Like much of Texas, Dallas has had it easy. Prices have fallen just 11%, vs. 23% for the rest of the country, and may rebound in 2010 thanks to a strong job market. The metro area is home to AT&T (T) and semiconductor-maker Texas Instruments (TXN), which recently opened a chip plant in a suburb. "Dallas looks poised to have a reasonable degree of employment stabilization in 2010," says Jim Gaines, a research economist for the Real Estate Center at Texas A&M University. "That would firm up demand for housing even after the home-buyer credit expires."

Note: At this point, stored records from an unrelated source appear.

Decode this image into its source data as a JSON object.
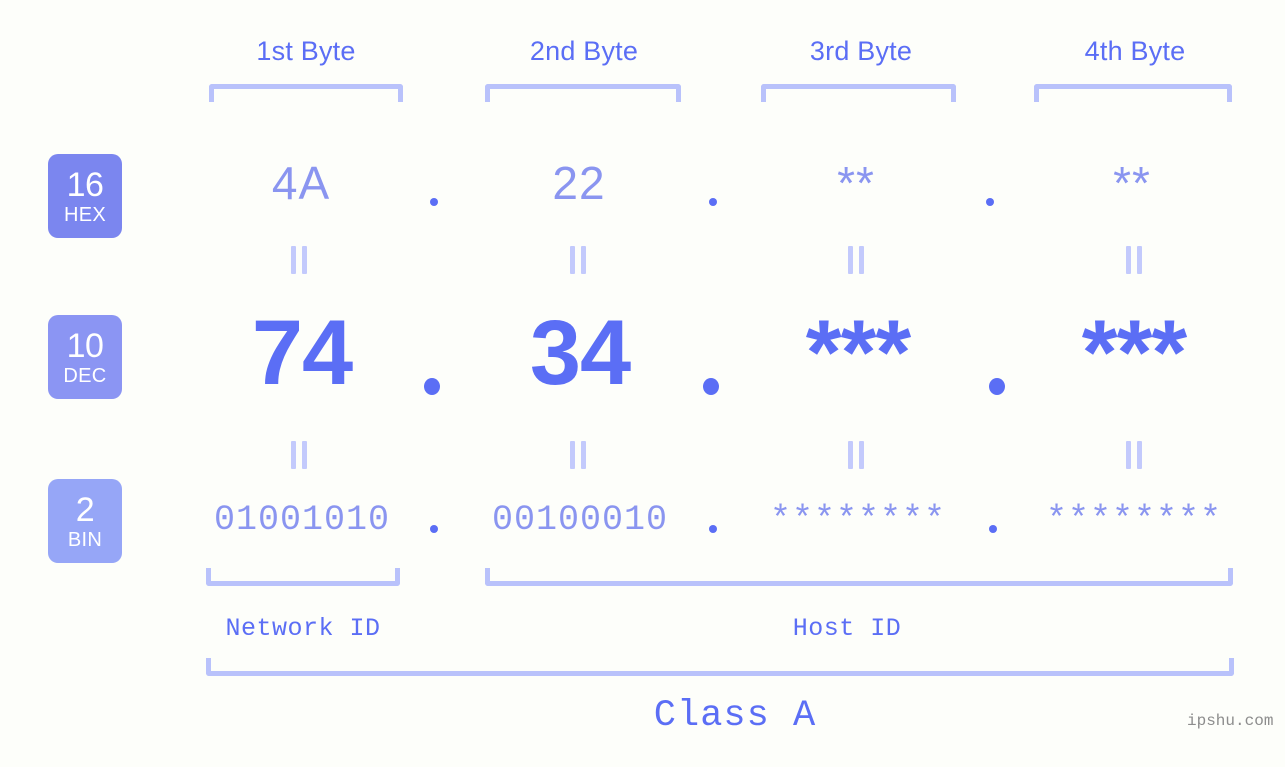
{
  "meta": {
    "watermark": "ipshu.com",
    "background_color": "#fdfefa",
    "accent_color": "#5b6ef5",
    "accent_light_color": "#8a95f0",
    "bracket_color": "#b9c2fb"
  },
  "byte_headers": [
    {
      "label": "1st Byte"
    },
    {
      "label": "2nd Byte"
    },
    {
      "label": "3rd Byte"
    },
    {
      "label": "4th Byte"
    }
  ],
  "bases": [
    {
      "number": "16",
      "name": "HEX",
      "color": "#7b86ef"
    },
    {
      "number": "10",
      "name": "DEC",
      "color": "#8b95f3"
    },
    {
      "number": "2",
      "name": "BIN",
      "color": "#96a6f7"
    }
  ],
  "rows": {
    "hex": {
      "base": "16",
      "name": "HEX",
      "values": [
        "4A",
        "22",
        "**",
        "**"
      ],
      "separator": "."
    },
    "dec": {
      "base": "10",
      "name": "DEC",
      "values": [
        "74",
        "34",
        "***",
        "***"
      ],
      "separator": "."
    },
    "bin": {
      "base": "2",
      "name": "BIN",
      "values": [
        "01001010",
        "00100010",
        "********",
        "********"
      ],
      "separator": "."
    }
  },
  "segments": {
    "network_id": "Network ID",
    "host_id": "Host ID",
    "class": "Class A"
  },
  "equality_marker": "||"
}
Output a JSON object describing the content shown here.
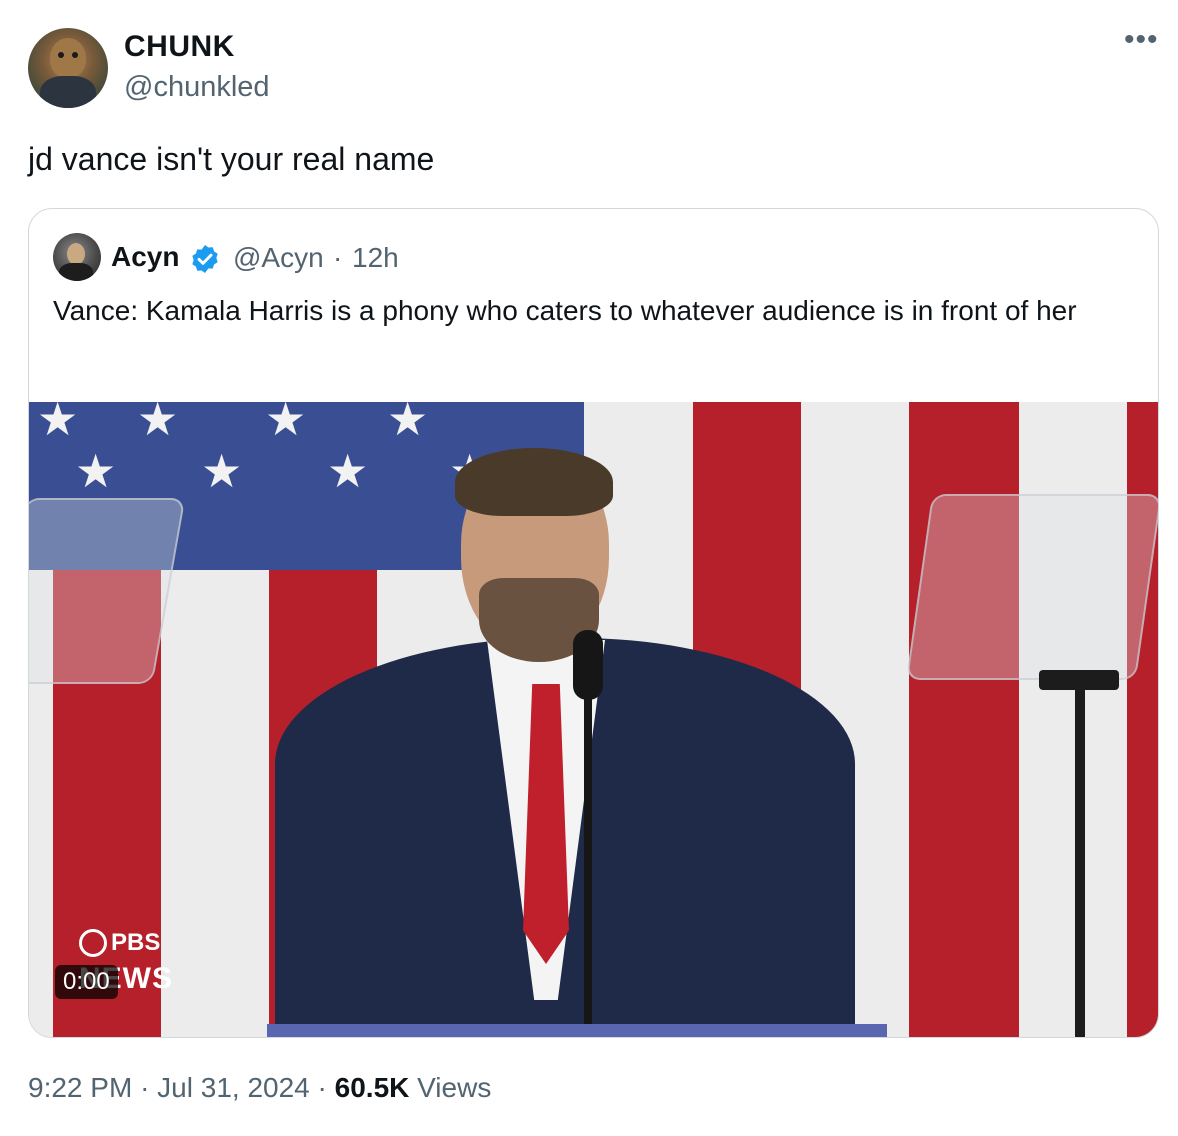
{
  "tweet": {
    "author_name": "CHUNK",
    "author_handle": "@chunkled",
    "more_label": "•••",
    "text": "jd vance isn't your real name",
    "time": "9:22 PM",
    "date": "Jul 31, 2024",
    "views_count": "60.5K",
    "views_label": "Views",
    "sep": "·"
  },
  "quote": {
    "author_name": "Acyn",
    "author_handle": "@Acyn",
    "sep": "·",
    "time": "12h",
    "text": "Vance: Kamala Harris is a phony who caters to whatever audience is in front of her",
    "video_time": "0:00",
    "overlay_logo": "PBS",
    "overlay_news": "NEWS"
  },
  "colors": {
    "verified": "#1d9bf0",
    "flag_red": "#b5202a",
    "flag_blue": "#3a4f93"
  }
}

New York was one of the last real estate markets to stumble, and it's likely to be one of the last to bounce back. That's because the local economy didn't slump until 2008, after the collapse of investment bank Lehman. Now the pain has spread from the financial sector to retail, tourism, and other industries. And home values remain high, even relative to the area's inflated salaries. Prices in New York and surrounding suburbs are expected to fall another 18%. One pressure point: a flood of new listings. Developers in Manhattan are sitting on thousands of luxury condos, waiting for prices to perk up. Wall Street and its big bonuses could help ease the pain. Says Jonathan Miller, CEO of appraiser Miller Samuel: "I see the bonuses tempering the downside rather than generating a burst of activity."